## CS3021/3421 Tutorial 4

You will need to use the DLX/MIPS animation to help you answer these questions (http://www.cs.tcd.ie/Jeremy.Jones/vivio/vivio.htm).

Q1. The figure below shows the internal data paths of the DLX/MIPS processor.



For each sub-question below, give a short code segment which shows the specified data paths(s) being used.

- (i) O1 to MUX6
- (ii) O0 to MUX7 and O1 to MUX6 (simultaneously)
- (iii) O0 to MUX8
- (iv) EX to MUX7
- (v) Data cache to MUX9 (memory data-out)
- (vi) O0 to Zero detector
- (vii) Register File to MUX1
- (viii) Branch Target Buffer to MUX1

NB: It is possible to right click on a Vivio animation, select "copy as an enhanced metafile" and paste the image into a Word document.

Q2. Consider the execution of the following code segment (initially r1 = 1 and r2 = 2):

```
add
          r1, r1, r2
                          ; r1 = r1 + r2
add
          r2, r1, r2
                          ; r2 = r1 + r2
add
          r1, r1, r2
                          ; r1 = r1 + r2
add
          r2, r1, r2
                          ; r2 = r1 + r2
add
          r1, r1, r2
                          ; r1 = r1 + r2
halt
```

Determine the resulting value of r1 and the number of clock cycles needed to execute the code segment if (i) ALU Forwarding is enabled (ii) ALU forwarding is disabled and CPU data dependency interlocks are enabled and (iii) ALU forwarding and CPU data dependency interlocks are disabled. Explain in detail why the results and number of clock cycles are different.

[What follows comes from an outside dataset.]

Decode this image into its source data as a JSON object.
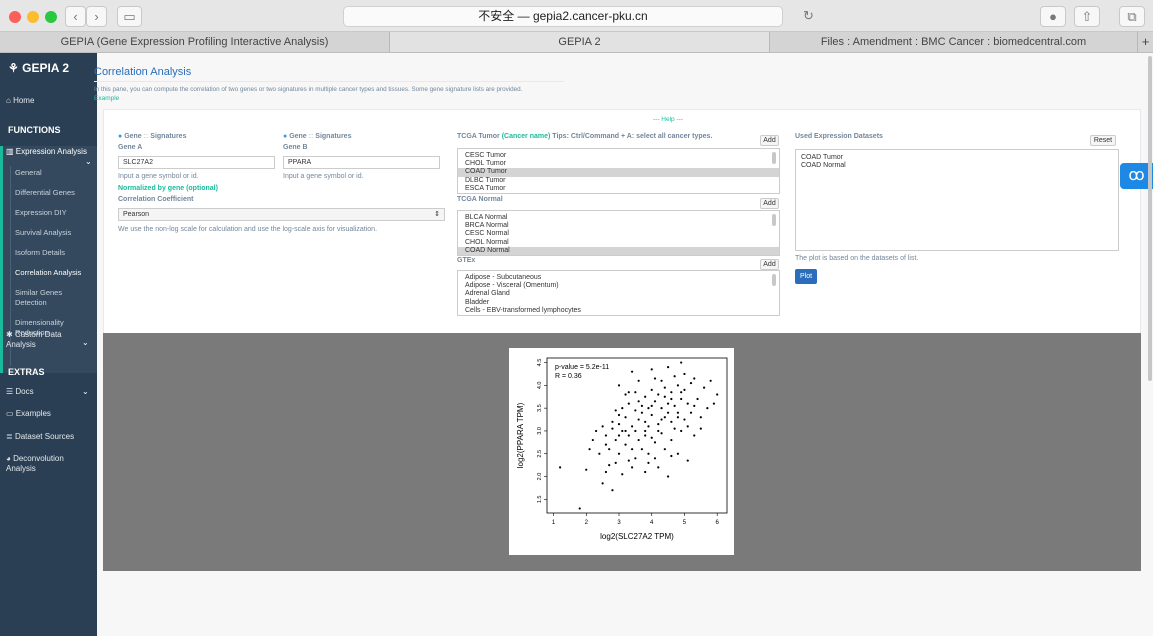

Note you can store this program in the DLX/MIPS program database by clicking on "save configuration". Save under "CS3021/your username/q2" e.g. "CS3021/jones/q2".

- Q3. Click "Instruction Cache" until the program shown in Q1 is displayed.
  - (i) What does the program do?
  - (ii) How many instructions are executed and how many clock cycles are needed to execute this program until it halts? Explain <u>in detail</u> why these two numbers are not equal and account for each stall cycle.
  - (iii) Click "Branch Prediction" until "Branch Interlock" is displayed. How many cycles are now needed to execute this program until it halts? Explain in detail why this number differs from your answer to part (ii).
  - (iv) What is the effect on execution time if the two shift instructions are swapped and why?